Sudahlah, untuk saat ini, aku sedang tidak ingin membahas tentang ayahku. Karena di momen istimewa seperti momen menjelang pergantian tahun saat ini, aku lebih memilih untuk memikirkan tentang Mama.Ngomong-ngomong, apakah di surga ada kembang api juga, Ma?
“Kamu nggak jawab pertanyaan aku tentang alasan kenapa kamu suka banget sama kembang api,” Nathan membuyarkan lamunanku. Saat dia berbicara, ada uap udara yang keluar dari mulutnya.
Kami sudah sampai di seberang jalan. Untunglah Nathan berjalan di sampingku tadi, karena rupanya, aku menyeberang jalan sambil melamun. Iya, pilihan waktu yang jenius untuk melamun, bukan?
Aku menggembungkan pipi, berusaha mengulur waktu untuk menjawab. Aku suka membuat Nathan penasaran seperti itu. “Emangnya aku nggak pernah bilang sama kamu apa alesannya?”
Nathan menghentikan jejak langkahnya. “Aku udah sering nanya, terhitung dari sejak aku kenal kamu, tapi kamu nggak pernah mau jawab.”
Aku lalu otomatis melepaskan rangkulan Nathan di pundakku, kemudianmemutar tubuhku sedikit agar menghadap ke arahnya, dan bergerak semakin mendekat ke tubuh jangkung lelaki itu. “Karena kembang api itu cantik. Alasan umum,” aku tertawa.

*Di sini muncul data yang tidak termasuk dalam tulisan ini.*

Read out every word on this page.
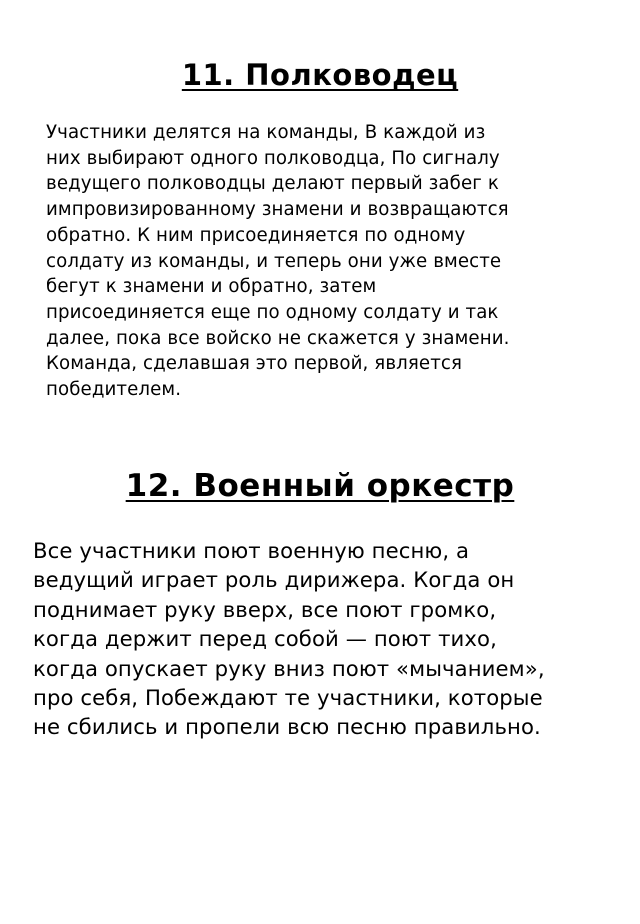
11. Полководец

Участники делятся на команды, В каждой из
них выбирают одного полководца, По сигналу
ведущего полководцы делают первый забег к
импровизированному знамени и возвращаются
обратно. К ним присоединяется по одному
солдату из команды, и теперь они уже вместе
бегут к знамени и обратно, затем
присоединяется еще по одному солдату и так
далее, пока все войско не скажется у знамени.
Команда, сделавшая это первой, является
победителем.

12. Военный оркестр

Все участники поют военную песню, а
ведущий играет роль дирижера. Когда он
поднимает руку вверх, все поют громко,
когда держит перед собой — поют тихо,
когда опускает руку вниз поют «мычанием»,
про себя, Побеждают те участники, которые
не сбились и пропели всю песню правильно.
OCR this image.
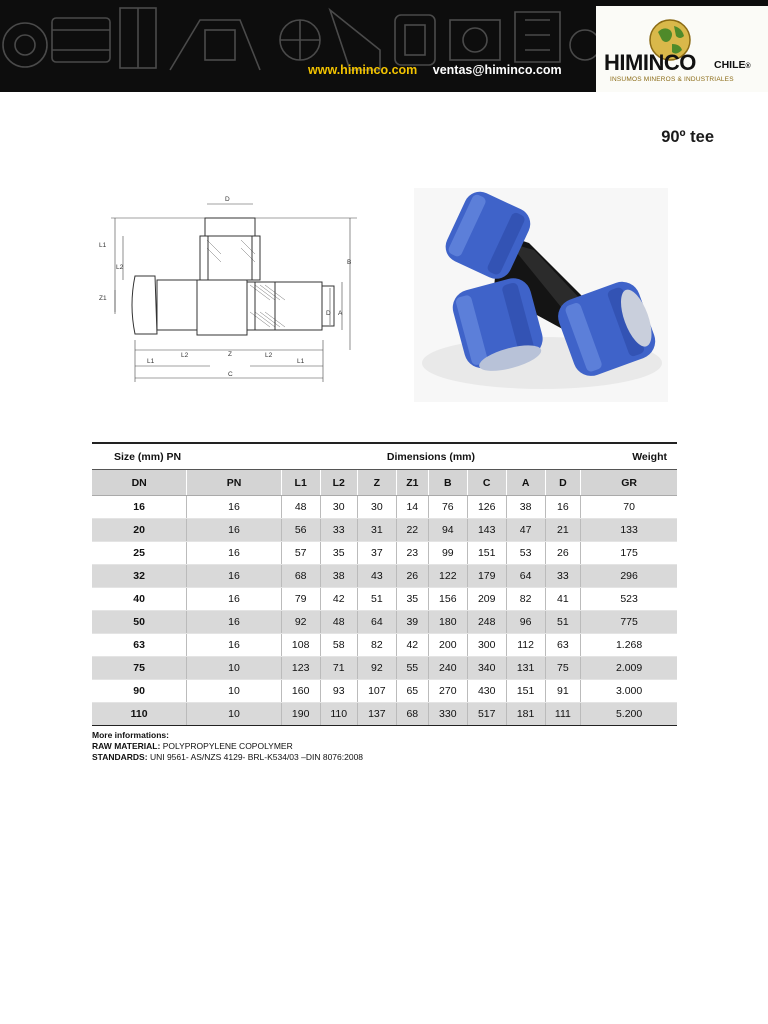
www.himinco.com ventas@himinco.com HIMINCO CHILE®
INSUMOS MINEROS & INDUSTRIALES
90º tee
D
L1
L2
Z1
B
D A
L1
L2	Z	L2
L1
C
Size (mm) PN		Dimensions (mm)								Weight
DN	PN	L1	L2	Z	Z1	B	C	A	D	GR
16	16	48	30	30	14	76	126	38	16	70
20	16	56	33	31	22	94	143	47	21	133
25	16	57	35	37	23	99	151	53	26	175
32	16	68	38	43	26	122	179	64	33	296
40	16	79	42	51	35	156	209	82	41	523
50	16	92	48	64	39	180	248	96	51	775
63	16	108	58	82	42	200	300	112	63	1.268
75	10	123	71	92	55	240	340	131	75	2.009
90	10	160	93	107	65	270	430	151	91	3.000
110	10	190	110	137	68	330	517	181	111	5.200
More informations:
RAW MATERIAL: POLYPROPYLENE COPOLYMER
STANDARDS: UNI 9561- AS/NZS 4129- BRL-K534/03 –DIN 8076:2008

Nathan memandangiku, lalu membetulkan posisi topi wolku yang berwarna merah dan merapikan beberapa helai rambutku yang mencuat ke pipi kananku. “Pasti ada alesan lain,”dia tidak mau kalah.
Aku memutar bola mata. “Astaga, sejak kapan kamu jadi orang yang penasaran dan cenderung nggak percayaan kayak gini?”Dengan gerakan cepat, aku membalikkan tubuh dan mulai melangkahkan kaki, bergerak dua langkah di depan Nathan.
“Oke, aku ganti pertanyaannya,”ujar Nathan kemudian──ternyata dia sudah berdiri di sebelahku lagi. Dia mengaitkan kedua tangannya yang bersarung tangan, kemudian menggosok-gosokkan kedua tangannya itu sambil memasang tampang tengah berpikir keras. “Mulai kapan kamu suka banget dengan yang namanya kembang api? Ini bentuk pertanyaan pancingan,” dia lalu menyeringai jail.
“Apa kamu nanyain hal kayak gitu ke semua orang?” aku memicingkan mata. “Semua orang bisa dengan mudahnya suka sama kembang api.”
“Tapi nggak semua orang yang bakalan diem, hening, nggak bersuara, lalu nutup mata kalau lagi liatin kembang api.”